Le Sénégal et la Guinée-Bissau franchissent une nouvelle étape dans leur coopération sécuritaire. Les commandements militaires des deux pays se sont réunis du 10 au 13 août 2026 à Ziguinchor pour finaliser un plan d’opérations conjointes destiné à renforcer la sécurité le long de leur frontière commune et à lutter contre la criminalité transfrontalière.
Sur instruction du vice-amiral d’escadre, Chef d’État-Major Général des Armées (CEMGA), cette réunion de planification stratégique a rassemblé les commandements des zones militaires n°5 et n°6 du Sénégal ainsi que leurs homologues bissau-guinéens. Pendant trois jours, les responsables militaires ont travaillé à la mise en place de patrouilles transfrontalières conjointes et à l’élaboration de mécanismes efficaces de coordination et de communication entre les forces déployées sur le terrain.
Les travaux ont notamment permis d’identifier les principaux risques sécuritaires auxquels sont confrontées les populations vivant de part et d’autre de la frontière. Parmi les menaces recensées figurent la présence de bandes armées, les vols de bétail à main armée, les trafics illicites et diverses formes de criminalité transfrontalière.
Face à cette situation, les deux parties ont élaboré un calendrier opérationnel couvrant une période de douze mois. Le dispositif prévoit des interventions coordonnées dans plusieurs zones considérées comme prioritaires et mobilisera l’ensemble des Forces de Défense et de Sécurité (FDS) des deux pays. L’Armée, la Gendarmerie nationale, les Douanes, la Police, notamment la DPAF, ainsi que les services des Eaux et Forêts sont appelés à participer à cette dynamique de sécurisation.
Pour le colonel Cheikh Gueye, commandant de la zone militaire n°5, cette initiative vise à apporter une réponse coordonnée aux menaces qui affectent la stabilité des zones frontalières. Il souligne que les discussions se sont déroulées dans un esprit de respect mutuel, de transparence et de confiance, avec pour ambition de garantir durablement la sécurité des populations riveraines et la préservation de leurs biens.

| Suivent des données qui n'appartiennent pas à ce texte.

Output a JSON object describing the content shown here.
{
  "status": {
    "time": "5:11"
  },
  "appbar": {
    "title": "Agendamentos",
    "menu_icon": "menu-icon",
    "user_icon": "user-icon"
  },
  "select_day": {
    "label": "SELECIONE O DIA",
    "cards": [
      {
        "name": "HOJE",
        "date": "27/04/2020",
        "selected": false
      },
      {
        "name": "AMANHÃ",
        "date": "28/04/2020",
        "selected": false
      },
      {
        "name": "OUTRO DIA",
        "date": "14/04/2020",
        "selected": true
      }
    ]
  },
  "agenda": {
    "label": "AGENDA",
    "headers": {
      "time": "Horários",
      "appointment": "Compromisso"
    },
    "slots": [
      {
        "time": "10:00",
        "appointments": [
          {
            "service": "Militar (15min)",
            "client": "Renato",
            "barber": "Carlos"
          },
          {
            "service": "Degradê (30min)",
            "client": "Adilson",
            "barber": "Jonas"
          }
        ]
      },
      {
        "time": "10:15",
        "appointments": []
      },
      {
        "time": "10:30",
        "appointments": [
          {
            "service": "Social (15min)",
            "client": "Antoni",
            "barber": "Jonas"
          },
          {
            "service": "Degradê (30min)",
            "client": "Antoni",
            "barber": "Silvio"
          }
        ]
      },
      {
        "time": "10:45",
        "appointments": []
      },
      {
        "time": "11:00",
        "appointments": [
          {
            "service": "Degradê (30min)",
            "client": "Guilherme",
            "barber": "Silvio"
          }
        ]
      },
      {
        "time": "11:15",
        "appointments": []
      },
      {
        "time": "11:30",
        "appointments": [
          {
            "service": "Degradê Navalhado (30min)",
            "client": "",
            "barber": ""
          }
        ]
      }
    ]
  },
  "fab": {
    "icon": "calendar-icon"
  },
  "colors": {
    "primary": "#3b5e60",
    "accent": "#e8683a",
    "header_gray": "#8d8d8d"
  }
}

Du côté bissau-guinéen, le commandant de la zone militaire Nord, Pansau Intchama, a salué la coopération technique et bilatérale entre les deux États, rappelant qu’elle s’inscrit dans le cadre de l’accord conclu en 1976. Il a insisté sur la nécessité de maintenir une présence coordonnée le long de la frontière afin de favoriser la libre circulation des personnes et des biens et de renforcer le climat de confiance entre les populations.
Selon le responsable militaire bissau-guinéen, les vols de bétail commis par des bandes armées non identifiées constituent l’une des principales raisons ayant conduit les deux pays à renforcer leur dispositif opérationnel. Le plan élaboré conjointement devrait ainsi être prochainement déployé sur le terrain sous la forme de patrouilles mixtes.
Cette coopération ne se limite toutefois pas à la seule dimension militaire. Elle vise également à prévenir les différends locaux, à lutter contre les comportements criminels et à consolider les relations entre les communautés frontalières. Pour les autorités des deux pays, la coordination permanente entre les différentes forces de sécurité constitue un élément essentiel pour instaurer un environnement plus sûr et préserver les activités économiques des populations.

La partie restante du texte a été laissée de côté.